Setiap pekerjaan yang dilakukan oleh seseorang pasti mempunyai motivasi atau niat. Hal ini pernah ditegaskan oleh Rasulullah, ketika seorang sahabatnya ikut berhijrah dari Makkah ke Madinah. Beliau berkata : setiap pekerjaan harus­lah di dahului dengan niat, maka siapa saja yang hijrah didorong oleh niat semata-mata karena Allah, hijrahnya akan dinilai demikian. Akan tetapi siapa saja yang niatnya hanya didorong oleh keinginan mendapatkan keuntungan duniawi atau karena ingin mengawini seseorang, maka hijrahnya juga dini­lai sesuai dengan tujuan tersebut.

Ketika Nabi berhijrah bersama-sama sahabatnya, motivasi utama yang memicu dan mendorong mereka adalah karena ingin memperoleh ridla Allah. Menjelang hijrah kaum muslimin berada pada posisi yang lemah dan teraniaya, namun karena keyakinan yang amat dalam bahwa Allah akan menolong dan membantu mereka, maka tak pernah sirna dalam sanubari mereka bahwa pertolongan Allah pasti akan datang, dan mareka pasti akan memperoleh kemenangan. Hal ini disebabkan oleh karena tebalnya iman yang mereka miliki. Berhijrah bagi mereka adalah sama halnya dengan berpindah dari suatu keadaan kepada keadaan yang lebih baik. Masa depan yang gemilang terbayang-bayang di rongga mata, kehidupan yang lebih baik, damai dan sejahtera telah menunggu mereka.

Jadi hijrah tersebut dapat kita maknai dengan “berpin­dah dari suatu keadaan/situasi kepada keadaan/situasi yang lebih baik, situasi yang lebih menguntungkan, situasi yang lebih kondusif untuk memaksimalisir pendayagunaan segala potensi diri yang kita miliki, mendayagunakan umur yang masih tersisa, mendayagunakan harta yang kita miliki, menda­yagunakan ilmu serta ketrampilan yang kita kuasai, sehingga hidup dan kehidupan kita lebih bermakna dari hari-hari sebelumnya”.

Allah berfirman :
Orang-orang yang beriman dan berhijrah serta berjihad dijalan Allah baik dengan harta dan jiwa mereka, adalah lebih tinggi derajatnya di sisi Allah, dan itulah orang-orang yang mendapat kemenangan.

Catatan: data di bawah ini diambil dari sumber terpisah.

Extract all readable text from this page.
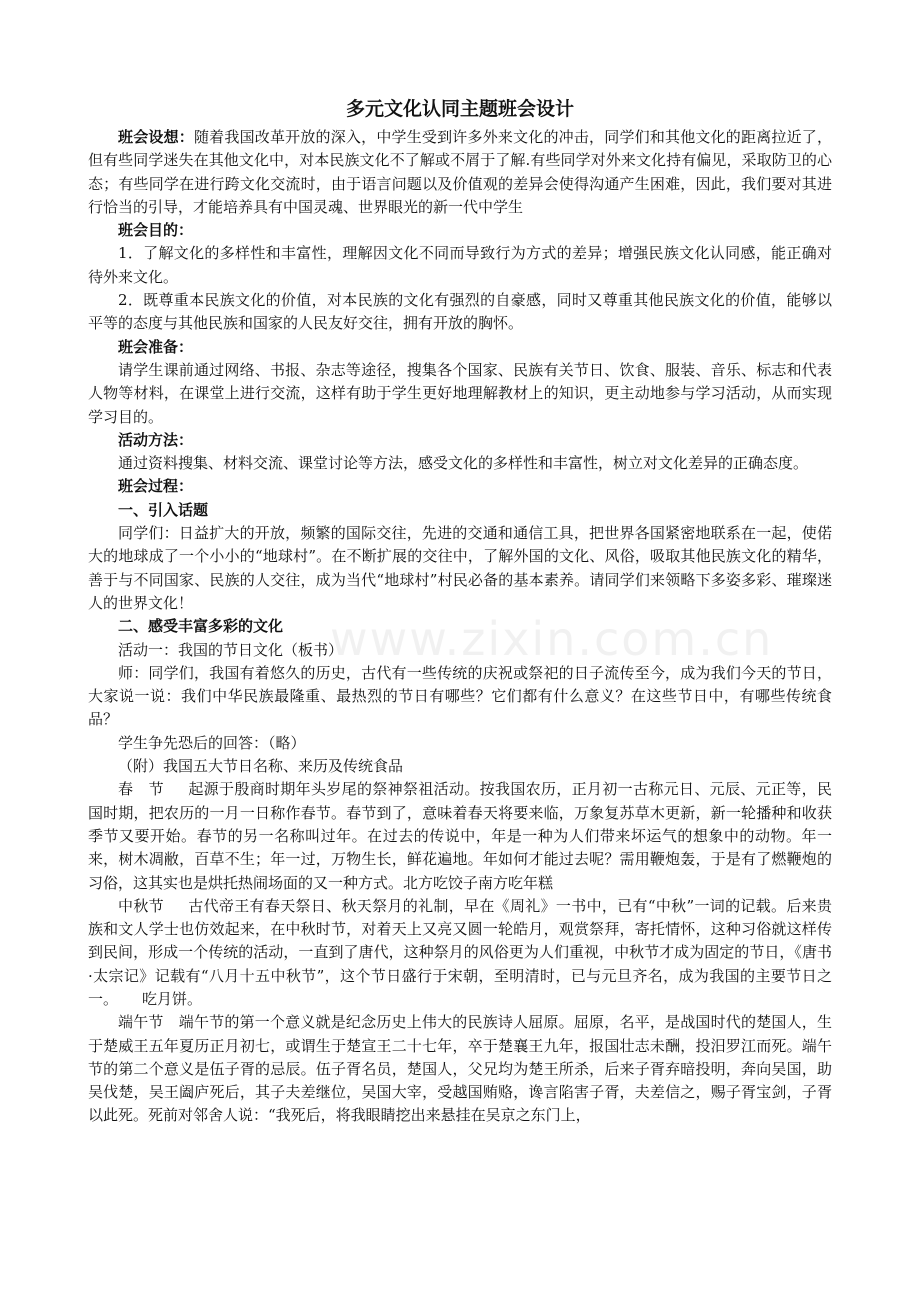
www.zixin.com.cn
多元文化认同主题班会设计

班会设想：随着我国改革开放的深入，中学生受到许多外来文化的冲击，同学们和其他文化的距离拉近了，但有些同学迷失在其他文化中，对本民族文化不了解或不屑于了解.有些同学对外来文化持有偏见，采取防卫的心态；有些同学在进行跨文化交流时，由于语言问题以及价值观的差异会使得沟通产生困难，因此，我们要对其进行恰当的引导，才能培养具有中国灵魂、世界眼光的新一代中学生

班会目的：

1．了解文化的多样性和丰富性，理解因文化不同而导致行为方式的差异；增强民族文化认同感，能正确对待外来文化。

2．既尊重本民族文化的价值，对本民族的文化有强烈的自豪感，同时又尊重其他民族文化的价值，能够以平等的态度与其他民族和国家的人民友好交往，拥有开放的胸怀。

班会准备：

请学生课前通过网络、书报、杂志等途径，搜集各个国家、民族有关节日、饮食、服装、音乐、标志和代表人物等材料，在课堂上进行交流，这样有助于学生更好地理解教材上的知识，更主动地参与学习活动，从而实现学习目的。

活动方法：

通过资料搜集、材料交流、课堂讨论等方法，感受文化的多样性和丰富性，树立对文化差异的正确态度。

班会过程：

一、引入话题

同学们：日益扩大的开放，频繁的国际交往，先进的交通和通信工具，把世界各国紧密地联系在一起，使偌大的地球成了一个小小的“地球村”。在不断扩展的交往中，了解外国的文化、风俗，吸取其他民族文化的精华，善于与不同国家、民族的人交往，成为当代“地球村”村民必备的基本素养。请同学们来领略下多姿多彩、璀璨迷人的世界文化！

二、感受丰富多彩的文化

活动一：我国的节日文化（板书）

师：同学们，我国有着悠久的历史，古代有一些传统的庆祝或祭祀的日子流传至今，成为我们今天的节日，大家说一说：我们中华民族最隆重、最热烈的节日有哪些？它们都有什么意义？在这些节日中，有哪些传统食品？

学生争先恐后的回答：（略）

（附）我国五大节日名称、来历及传统食品

春　节 起源于殷商时期年头岁尾的祭神祭祖活动。按我国农历，正月初一古称元日、元辰、元正等，民国时期，把农历的一月一日称作春节。春节到了，意味着春天将要来临，万象复苏草木更新，新一轮播种和收获季节又要开始。春节的另一名称叫过年。在过去的传说中，年是一种为人们带来坏运气的想象中的动物。年一来，树木凋敝，百草不生；年一过，万物生长，鲜花遍地。年如何才能过去呢？需用鞭炮轰，于是有了燃鞭炮的习俗，这其实也是烘托热闹场面的又一种方式。北方吃饺子南方吃年糕

中秋节 古代帝王有春天祭日、秋天祭月的礼制，早在《周礼》一书中，已有“中秋”一词的记载。后来贵族和文人学士也仿效起来，在中秋时节，对着天上又亮又圆一轮皓月，观赏祭拜，寄托情怀，这种习俗就这样传到民间，形成一个传统的活动，一直到了唐代，这种祭月的风俗更为人们重视，中秋节才成为固定的节日，《唐书·太宗记》记载有“八月十五中秋节”，这个节日盛行于宋朝，至明清时，已与元旦齐名，成为我国的主要节日之一。 吃月饼。

端午节 端午节的第一个意义就是纪念历史上伟大的民族诗人屈原。屈原，名平，是战国时代的楚国人，生于楚威王五年夏历正月初七，或谓生于楚宣王二十七年，卒于楚襄王九年，报国壮志未酬，投汨罗江而死。端午节的第二个意义是伍子胥的忌辰。伍子胥名员，楚国人，父兄均为楚王所杀，后来子胥弃暗投明，奔向吴国，助吴伐楚，吴王阖庐死后，其子夫差继位，吴国大宰，受越国贿赂，谗言陷害子胥，夫差信之，赐子胥宝剑，子胥以此死。死前对邻舍人说：“我死后，将我眼睛挖出来悬挂在吴京之东门上，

Hijrah Rasulullah saw. telah berlalu empat belas abad yang lalu, namun dari hijrah dan celah-celah peristiwanya, banyak sekali pelajaran yang dapat kita petik, beberapa diantaranya adalah:

Ketika Rasulullah menyampaikan kepada Abu Bakar bahwa Allah swt memerintahkannya untuk berhijrah, dan sekaligus Rasulullah mengajak sahabatnya itu untuk berhijrah bersama, Abu Bakar menangis karena kegirangan. Ia bergegas untuk membeli dua ekor unta dan menyerahkannya kepada Rasulullah untuk memilih yang disukainya. 

Terjadilah dialog antara keduanya : Kata Abu Bakar  aku tidak akan mengendarai unta yang bukan milikku, unta ini kuserahkan untukmu. Jawab Rasulullah, baiklah, tapi aku akan membayar harganya. Abu Bakar tetap menginginkan agar Rasulullah mau mener­ima unta pemberiannya itu sebagai hadiah, namun nabi tetap menolaknya, akhirnya Abu Bakar menyetujui sikap dan pendir­ian nabi.

Tentu timbul pertanyaan, mengapa nabi tetap ngotot untuk membelinya, bukankan Abu Bakar adalah sahabat beliau, dan bukankah nabi sebelum, bahkan sesudahnya sering menerima hadiah dan pemberian dari Abu Bakar? Disini terdapat suatu pelajaran yang sangat berharga.


Rasulullah saw. ingin mengajarkan kepada kita bahwa untuk mencapai suatu usaha besar, dibutuhkan pengorbanan maksimal dari setiap orang. Beliau bermaksud berhijrah dengan segala daya dan potensi yang dimilikinya, tenaga, pikiran dan materi bahkan dengan jiwa dan raga beliau. Dengan membayar harga unta itu nabi mengajarkan kepada Abu Bakar dan kepada kita bahwa dalam mengabdi kepada Allah, janganlah mengabaikan segala kemampuan dan potensi yang kita miliki. Allah mengingatkan Sesungguhnya kepada Tuhanlah tempat kembali (QS 96: 8).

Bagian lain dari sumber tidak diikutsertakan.